I wouldn't be in any big hurry to build a permanent range set up. Reason being that once you do, your sorta locked in with something you might later wish were different. A good time to shoot is when the wether is too bad to do anything else, so that means a roof.
It also means that things can get wet while your trying to get and keep everything under the roof, which could mean you don't do it.
We have 2 separate ranges at our camp, plus the mountain sides across the valley to shoot at.
We have a very good permanent bench on a concrete pad about 10' square within 50' of the camp door for our 100 yd range.
The whole setup is wrong, and wasent well thought out. The bench should have been closer, just outside the door and the porch roof extended to cover it. Also the permanent target frame is slightly uphill from the bench, enough so that using a chronagraph is very difficult. We do all our loading and load testing at the camp, so loading a few and just walking out the door to shoot them is a plus.
Mind you we do have a porch that covers the whole front and part of both sides of the camp, and much shooting has been done from that over the years.
But it could have been made much better as for the 100 yd range portion of it.
Hunters arriving when its raining, poses another problem as for checking their zero.
As for the long range shooting, so long as you can see the area you want to shoot at, you can often make it happen.

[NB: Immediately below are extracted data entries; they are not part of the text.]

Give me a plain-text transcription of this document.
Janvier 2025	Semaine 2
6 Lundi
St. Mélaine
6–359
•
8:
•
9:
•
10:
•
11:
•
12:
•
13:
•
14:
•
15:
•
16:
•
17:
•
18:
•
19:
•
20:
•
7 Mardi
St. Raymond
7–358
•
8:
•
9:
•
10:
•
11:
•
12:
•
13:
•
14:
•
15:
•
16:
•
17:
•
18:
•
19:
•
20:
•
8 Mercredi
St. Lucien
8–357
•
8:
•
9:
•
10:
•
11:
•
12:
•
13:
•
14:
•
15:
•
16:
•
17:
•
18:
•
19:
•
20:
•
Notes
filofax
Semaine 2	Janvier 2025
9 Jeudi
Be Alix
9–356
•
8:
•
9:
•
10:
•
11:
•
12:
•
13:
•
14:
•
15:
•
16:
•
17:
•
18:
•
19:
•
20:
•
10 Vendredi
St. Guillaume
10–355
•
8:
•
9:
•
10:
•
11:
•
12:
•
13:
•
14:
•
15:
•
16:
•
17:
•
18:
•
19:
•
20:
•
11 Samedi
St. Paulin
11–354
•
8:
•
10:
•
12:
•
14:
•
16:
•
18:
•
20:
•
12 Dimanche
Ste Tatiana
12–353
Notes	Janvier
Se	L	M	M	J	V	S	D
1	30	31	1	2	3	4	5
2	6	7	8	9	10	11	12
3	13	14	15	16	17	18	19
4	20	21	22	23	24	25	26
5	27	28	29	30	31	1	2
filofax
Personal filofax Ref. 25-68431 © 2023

We own 17 acres, some of which is on the opposite side of a road which is downhill from the camp. We have no doubt cut at least 50 of (our own trees) along the opposite side of the road for several hundred feet in order to be able to shoot at rocks and other things on the sidehill across the wide valley, and it requires periotic maintenance to keep it. Same goes for many of the other locations we hunt/shoot from.
So again, take your time and evaluate all the possible options.